Speaking against Sen. Hutchison’s substitute amendment, Sen. Mikulski said, “Now, I so admire the gentlewoman from Texas…I know her intentions are good…but the language of her amendment — It is foggy. Let me go on to this a little bit. The amendment does not address the fundamental problem of the pay discrimination case, Ledbetter v. Goodyear, which created unreal and strict limitations for filing pay discrimination claims. It also fails to recognize that pay discrimination, unlike other kinds of discrimination, is repeated each time a worker receives an unfair paycheck. I want to repeat that. The Hutchison amendment fails to recognize that pay or wage discrimination, unlike other forms of discrimination, is repeated each time someone receives an unfair paycheck. Instead, the Hutchison amendment creates a new, confusing standard that requires workers to either be subject to the Ledbetter rule or prove they had no reasonable suspicion of discrimination when the employer first decided to pay them.” She continued, “Well, you have to prove a negative. That is almost impossible. From the day you walk onto the job or the day your coworker who gets a raise, when the guys get it and the girls do not, you would have to be snooping around and creating a very hostile workplace, branded a troublemaker, because you were saying, well, you would have to every week say, ‘Well, what did you get paid?’…‘What did you get paid?…’”

In support of her amendment, Sen. Hutchison said, “My concern is in two major areas: One is the inability for a legitimate defense to be raised if a person waits when they should have known there was discrimination, to be able to address that immediately or within a reasonable amount of time…If there is a company policy or a feeling in the company that if you talk about pay, you are going to be punished or maybe even fired, then that makes the statute of limitations not function at that point. That, then, is a policy that is discriminatory. That is what we are trying to do: give the right of the plaintiff to show that he or she could not have known [and] didn’t know…” She continued, “The second area that is of great concern to me is the expansion of the right of the plaintiff to go beyond the plaintiff himself or herself, to allow a person affected by the alleged discrimination to file suit, which could even occur after the person is not even there or is dead.
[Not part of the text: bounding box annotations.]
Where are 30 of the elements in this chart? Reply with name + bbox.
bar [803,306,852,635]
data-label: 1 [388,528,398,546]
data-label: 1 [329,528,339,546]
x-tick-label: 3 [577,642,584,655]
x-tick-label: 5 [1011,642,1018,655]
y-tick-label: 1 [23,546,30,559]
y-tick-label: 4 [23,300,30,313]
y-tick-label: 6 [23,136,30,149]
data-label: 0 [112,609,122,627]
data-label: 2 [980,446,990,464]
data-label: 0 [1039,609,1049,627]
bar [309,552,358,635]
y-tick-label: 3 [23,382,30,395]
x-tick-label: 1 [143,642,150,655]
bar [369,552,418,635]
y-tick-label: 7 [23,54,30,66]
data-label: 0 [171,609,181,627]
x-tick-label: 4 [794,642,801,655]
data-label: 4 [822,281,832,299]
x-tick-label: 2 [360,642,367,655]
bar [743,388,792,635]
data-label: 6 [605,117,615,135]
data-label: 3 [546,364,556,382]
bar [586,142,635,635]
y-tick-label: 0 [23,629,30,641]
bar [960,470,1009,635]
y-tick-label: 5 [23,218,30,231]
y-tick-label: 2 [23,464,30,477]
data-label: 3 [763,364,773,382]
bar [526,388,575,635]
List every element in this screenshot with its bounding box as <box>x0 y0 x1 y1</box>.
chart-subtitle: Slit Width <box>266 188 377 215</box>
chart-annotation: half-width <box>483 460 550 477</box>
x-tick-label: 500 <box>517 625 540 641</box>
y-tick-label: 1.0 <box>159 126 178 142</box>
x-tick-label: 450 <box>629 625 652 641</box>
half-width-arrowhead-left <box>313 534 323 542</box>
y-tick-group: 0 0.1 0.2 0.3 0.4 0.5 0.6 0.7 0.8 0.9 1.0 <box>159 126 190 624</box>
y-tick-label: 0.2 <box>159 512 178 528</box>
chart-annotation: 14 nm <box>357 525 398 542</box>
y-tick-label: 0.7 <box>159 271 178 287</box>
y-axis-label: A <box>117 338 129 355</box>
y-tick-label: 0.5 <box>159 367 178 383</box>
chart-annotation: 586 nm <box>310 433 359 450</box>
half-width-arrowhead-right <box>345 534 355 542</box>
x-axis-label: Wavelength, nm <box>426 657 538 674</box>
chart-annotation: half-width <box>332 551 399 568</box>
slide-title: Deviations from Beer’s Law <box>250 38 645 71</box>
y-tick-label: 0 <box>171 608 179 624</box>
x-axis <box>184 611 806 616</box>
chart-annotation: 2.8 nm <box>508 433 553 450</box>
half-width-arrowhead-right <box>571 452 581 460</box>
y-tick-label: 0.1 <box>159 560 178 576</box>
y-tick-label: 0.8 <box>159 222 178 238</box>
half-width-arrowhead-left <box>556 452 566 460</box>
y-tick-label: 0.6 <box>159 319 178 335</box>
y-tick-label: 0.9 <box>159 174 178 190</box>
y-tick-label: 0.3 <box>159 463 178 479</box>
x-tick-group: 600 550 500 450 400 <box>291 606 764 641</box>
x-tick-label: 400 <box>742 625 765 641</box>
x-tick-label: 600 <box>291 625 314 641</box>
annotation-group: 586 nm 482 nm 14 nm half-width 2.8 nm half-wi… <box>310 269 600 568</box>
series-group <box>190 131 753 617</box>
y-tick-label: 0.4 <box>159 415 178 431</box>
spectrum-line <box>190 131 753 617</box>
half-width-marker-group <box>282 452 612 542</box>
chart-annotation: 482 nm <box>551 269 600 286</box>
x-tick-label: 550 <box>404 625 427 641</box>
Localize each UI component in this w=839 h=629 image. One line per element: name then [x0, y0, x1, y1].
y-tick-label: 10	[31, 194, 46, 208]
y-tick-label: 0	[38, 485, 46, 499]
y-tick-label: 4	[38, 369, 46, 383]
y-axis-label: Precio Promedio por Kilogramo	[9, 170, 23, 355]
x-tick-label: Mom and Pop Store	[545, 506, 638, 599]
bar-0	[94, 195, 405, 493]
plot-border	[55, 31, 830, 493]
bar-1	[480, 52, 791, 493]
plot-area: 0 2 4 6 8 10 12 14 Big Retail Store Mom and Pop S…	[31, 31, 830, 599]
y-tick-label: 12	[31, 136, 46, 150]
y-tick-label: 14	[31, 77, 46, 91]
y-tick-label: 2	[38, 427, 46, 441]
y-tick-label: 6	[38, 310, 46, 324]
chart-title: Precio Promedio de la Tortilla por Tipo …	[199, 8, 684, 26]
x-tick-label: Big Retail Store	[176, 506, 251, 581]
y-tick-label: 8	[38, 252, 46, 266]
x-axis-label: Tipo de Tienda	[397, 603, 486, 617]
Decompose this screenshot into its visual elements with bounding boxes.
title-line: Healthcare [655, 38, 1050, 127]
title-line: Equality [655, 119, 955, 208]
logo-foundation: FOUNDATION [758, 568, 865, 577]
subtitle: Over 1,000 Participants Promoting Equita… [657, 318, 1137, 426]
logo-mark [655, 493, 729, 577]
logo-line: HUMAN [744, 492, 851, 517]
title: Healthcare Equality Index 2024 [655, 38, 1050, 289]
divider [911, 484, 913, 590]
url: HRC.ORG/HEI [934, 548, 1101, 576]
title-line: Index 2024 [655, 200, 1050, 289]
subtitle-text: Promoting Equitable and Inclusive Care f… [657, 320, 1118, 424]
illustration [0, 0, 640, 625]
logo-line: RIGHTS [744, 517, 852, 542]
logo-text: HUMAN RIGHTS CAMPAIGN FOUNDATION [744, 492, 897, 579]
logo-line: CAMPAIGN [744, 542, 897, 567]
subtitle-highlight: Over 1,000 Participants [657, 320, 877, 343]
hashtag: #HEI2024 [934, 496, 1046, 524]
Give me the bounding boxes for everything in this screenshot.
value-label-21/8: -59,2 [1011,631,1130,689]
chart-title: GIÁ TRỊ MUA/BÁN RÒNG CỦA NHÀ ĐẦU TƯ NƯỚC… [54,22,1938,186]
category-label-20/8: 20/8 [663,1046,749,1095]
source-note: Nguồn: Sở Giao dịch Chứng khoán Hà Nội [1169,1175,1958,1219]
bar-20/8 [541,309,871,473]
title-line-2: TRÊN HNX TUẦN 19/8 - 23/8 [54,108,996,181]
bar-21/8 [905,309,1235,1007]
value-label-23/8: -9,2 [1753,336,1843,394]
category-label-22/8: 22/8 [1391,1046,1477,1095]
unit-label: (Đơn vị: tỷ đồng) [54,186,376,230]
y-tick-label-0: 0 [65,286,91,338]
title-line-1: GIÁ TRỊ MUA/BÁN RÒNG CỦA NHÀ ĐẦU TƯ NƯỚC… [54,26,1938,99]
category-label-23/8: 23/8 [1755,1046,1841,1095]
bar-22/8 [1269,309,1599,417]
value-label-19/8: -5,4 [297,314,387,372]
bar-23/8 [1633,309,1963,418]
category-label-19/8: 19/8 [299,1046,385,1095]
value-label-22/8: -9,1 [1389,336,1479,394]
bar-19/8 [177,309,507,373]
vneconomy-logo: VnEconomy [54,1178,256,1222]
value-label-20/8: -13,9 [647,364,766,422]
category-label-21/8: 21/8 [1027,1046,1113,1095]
That is putting into our system a possibility that the person might not have filed the claim on their own, didn’t file it, might not have wanted to, might have believed it wasn’t the right thing to do, or might have believed there were other areas that made up for what the person might have thought was not right in one particular area, such as the area where he or she worked or the amount of pay.”